Because to God each person is as precious as the ones we have pictures of on our phones and those we wish would return home. Are we, as the church, helping other people find their way on their Journey home? Are we helping people find their way back to a place where they are restored and loved no matter how hard, how unfortunate, or badly they messed up on the Journey.
I’m not talking about starting to hand out tracts at the grocery store. I’m not even talking about telling people about Jesus or trying to make them come to church. What I am asking is do we show deep, human concern for the well-being, safety, and fulfillment of each of God’s children? Are we trying to find what is lost inside of people? Are we practicing the kind of compassion, forgiveness, and love that the Father shows to both of his boys by truly showing people that when it comes to God, when it comes to love and grace there’s always enough to go around? Or do we only worry about what we already have? Because what Jesus seems to be saying is that what’s precious, what’s of value is all of it - the sinner and the saint, the wayward and the obedient, the lost and the found, the homeward bound and the wandering soul. Do we sit and eat with the sinner or do we wonder why Jesus would even bother?

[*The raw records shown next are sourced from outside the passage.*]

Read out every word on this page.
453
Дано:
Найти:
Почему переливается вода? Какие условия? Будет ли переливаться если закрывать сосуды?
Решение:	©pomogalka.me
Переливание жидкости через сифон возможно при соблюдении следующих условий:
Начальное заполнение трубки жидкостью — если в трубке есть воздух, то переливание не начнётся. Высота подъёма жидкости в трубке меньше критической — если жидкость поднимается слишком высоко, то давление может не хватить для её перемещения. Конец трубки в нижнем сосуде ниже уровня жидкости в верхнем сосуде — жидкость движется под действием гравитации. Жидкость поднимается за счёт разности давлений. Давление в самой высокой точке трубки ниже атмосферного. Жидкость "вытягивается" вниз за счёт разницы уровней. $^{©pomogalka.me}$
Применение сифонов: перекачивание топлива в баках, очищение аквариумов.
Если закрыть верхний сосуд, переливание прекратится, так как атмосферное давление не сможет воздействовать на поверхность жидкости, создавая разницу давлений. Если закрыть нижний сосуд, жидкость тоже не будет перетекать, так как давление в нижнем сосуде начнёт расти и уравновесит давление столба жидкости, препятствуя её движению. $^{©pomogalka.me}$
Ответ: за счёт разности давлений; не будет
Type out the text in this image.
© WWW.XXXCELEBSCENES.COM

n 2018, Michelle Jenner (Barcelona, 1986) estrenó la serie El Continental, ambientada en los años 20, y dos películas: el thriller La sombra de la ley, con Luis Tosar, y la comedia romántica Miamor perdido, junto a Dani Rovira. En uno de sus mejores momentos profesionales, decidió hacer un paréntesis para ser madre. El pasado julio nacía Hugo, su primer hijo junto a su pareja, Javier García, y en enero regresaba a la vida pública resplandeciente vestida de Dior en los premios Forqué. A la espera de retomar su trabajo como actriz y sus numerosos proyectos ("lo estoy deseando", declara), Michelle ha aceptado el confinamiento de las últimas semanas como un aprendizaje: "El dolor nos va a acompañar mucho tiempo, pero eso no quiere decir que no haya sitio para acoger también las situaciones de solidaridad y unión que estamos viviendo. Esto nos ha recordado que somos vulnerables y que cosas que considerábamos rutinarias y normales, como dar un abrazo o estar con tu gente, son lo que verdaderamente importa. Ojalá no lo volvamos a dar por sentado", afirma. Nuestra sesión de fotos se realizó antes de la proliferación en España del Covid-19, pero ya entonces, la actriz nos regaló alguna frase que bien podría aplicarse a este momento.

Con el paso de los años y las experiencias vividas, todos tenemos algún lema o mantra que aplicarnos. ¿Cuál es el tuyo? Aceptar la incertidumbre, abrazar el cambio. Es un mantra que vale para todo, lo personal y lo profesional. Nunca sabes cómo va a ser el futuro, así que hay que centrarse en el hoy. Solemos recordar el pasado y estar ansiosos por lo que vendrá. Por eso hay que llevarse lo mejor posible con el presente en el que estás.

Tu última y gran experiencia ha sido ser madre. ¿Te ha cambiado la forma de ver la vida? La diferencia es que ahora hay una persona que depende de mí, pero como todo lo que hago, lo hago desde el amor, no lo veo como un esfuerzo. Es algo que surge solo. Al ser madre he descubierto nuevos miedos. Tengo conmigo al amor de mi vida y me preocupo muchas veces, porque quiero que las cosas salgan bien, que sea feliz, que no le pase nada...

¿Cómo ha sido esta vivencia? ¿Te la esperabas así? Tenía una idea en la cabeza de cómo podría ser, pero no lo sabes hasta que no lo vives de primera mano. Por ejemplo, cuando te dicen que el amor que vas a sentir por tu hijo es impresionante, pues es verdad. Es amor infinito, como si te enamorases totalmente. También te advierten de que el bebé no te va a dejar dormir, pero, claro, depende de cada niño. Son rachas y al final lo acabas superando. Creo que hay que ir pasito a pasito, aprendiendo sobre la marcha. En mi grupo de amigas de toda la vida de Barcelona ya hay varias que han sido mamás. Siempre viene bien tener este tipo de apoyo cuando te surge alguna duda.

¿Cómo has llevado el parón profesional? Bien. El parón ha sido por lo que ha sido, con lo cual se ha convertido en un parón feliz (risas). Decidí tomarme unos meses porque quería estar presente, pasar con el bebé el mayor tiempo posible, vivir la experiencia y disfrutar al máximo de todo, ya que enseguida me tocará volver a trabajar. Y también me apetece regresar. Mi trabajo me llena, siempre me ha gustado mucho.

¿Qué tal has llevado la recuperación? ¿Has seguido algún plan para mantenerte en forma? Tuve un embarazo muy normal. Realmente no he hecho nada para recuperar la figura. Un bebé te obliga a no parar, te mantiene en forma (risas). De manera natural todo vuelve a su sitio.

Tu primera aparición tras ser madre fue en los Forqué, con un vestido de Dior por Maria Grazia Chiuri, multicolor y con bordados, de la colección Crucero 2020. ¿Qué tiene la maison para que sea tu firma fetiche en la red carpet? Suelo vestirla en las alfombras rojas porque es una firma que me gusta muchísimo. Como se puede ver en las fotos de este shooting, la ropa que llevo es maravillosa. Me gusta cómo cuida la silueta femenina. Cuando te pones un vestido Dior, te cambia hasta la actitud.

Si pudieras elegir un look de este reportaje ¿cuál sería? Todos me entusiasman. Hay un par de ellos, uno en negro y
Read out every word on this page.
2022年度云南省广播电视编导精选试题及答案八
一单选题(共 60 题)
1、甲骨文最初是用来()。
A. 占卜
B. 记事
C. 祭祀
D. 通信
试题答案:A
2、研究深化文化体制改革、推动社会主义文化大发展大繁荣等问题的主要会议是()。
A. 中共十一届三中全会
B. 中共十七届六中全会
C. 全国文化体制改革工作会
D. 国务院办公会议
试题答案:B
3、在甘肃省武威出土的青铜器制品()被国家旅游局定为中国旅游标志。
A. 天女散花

The truth of these stories isn’t that lost things or broken people are more loved by God. It’s that everyone—the faithful and the wandering, the steady and the struggling—has deep, intrinsic worth in the eyes of God. And that truth calls something out of us as the Church. It challenges us to see each person as precious—not because of what they’ve done or haven’t done, but because they belong to God. No one is more valuable. No one is less. The journey back—back to connection, back to grace—is hard enough without us standing in the way. Our job isn’t to sort people out. It’s to help them find their way back, and to celebrate when they do.
Because really, that’s what this has all been about today: seeing clearly what’s truly precious. We've talked about people, time, forgiveness, and the grace that meets us when we least deserve it.
So the real question—the one this story places in our hands—is this: if we say people are precious, do we actually treat them that way? Do we live like there’s enough grace to go around? Do we make space for someone else’s return, or do we quietly decide who’s worth the effort and who isn’t? Are we helping others find their way home, or standing at the doorway with our arms crossed?
And now we come to this table—a place where all of those things come together. A place where we remember that in God’s eyes, every single one of us is worthy of love, of welcome, and of joy.
And maybe that's exactly what makes this table so special. Because Communion is a reminder that no matter how far we've wandered, no matter how much we've messed up, or how distant we've felt from home, there's always a place set for us here. This table says there's enough grace to go around for everyone—for the younger sons who've messed things up and the older siblings who feel overlooked; for those who feel close to God and those who wonder if they're still welcomed.
Jesus invites us not because we've earned it or because we’ve somehow gotten life exactly right, but simply because we are precious to Him, and He longs to have us close. This table is about coming home, again and again, into God's welcoming arms.
So whoever you are, wherever you've been, whatever your story looks like right now, come. You’re invited to come home to this table, to taste God's goodness, to remember you're never alone, and to know—deep down—that you're precious and loved exactly as you are.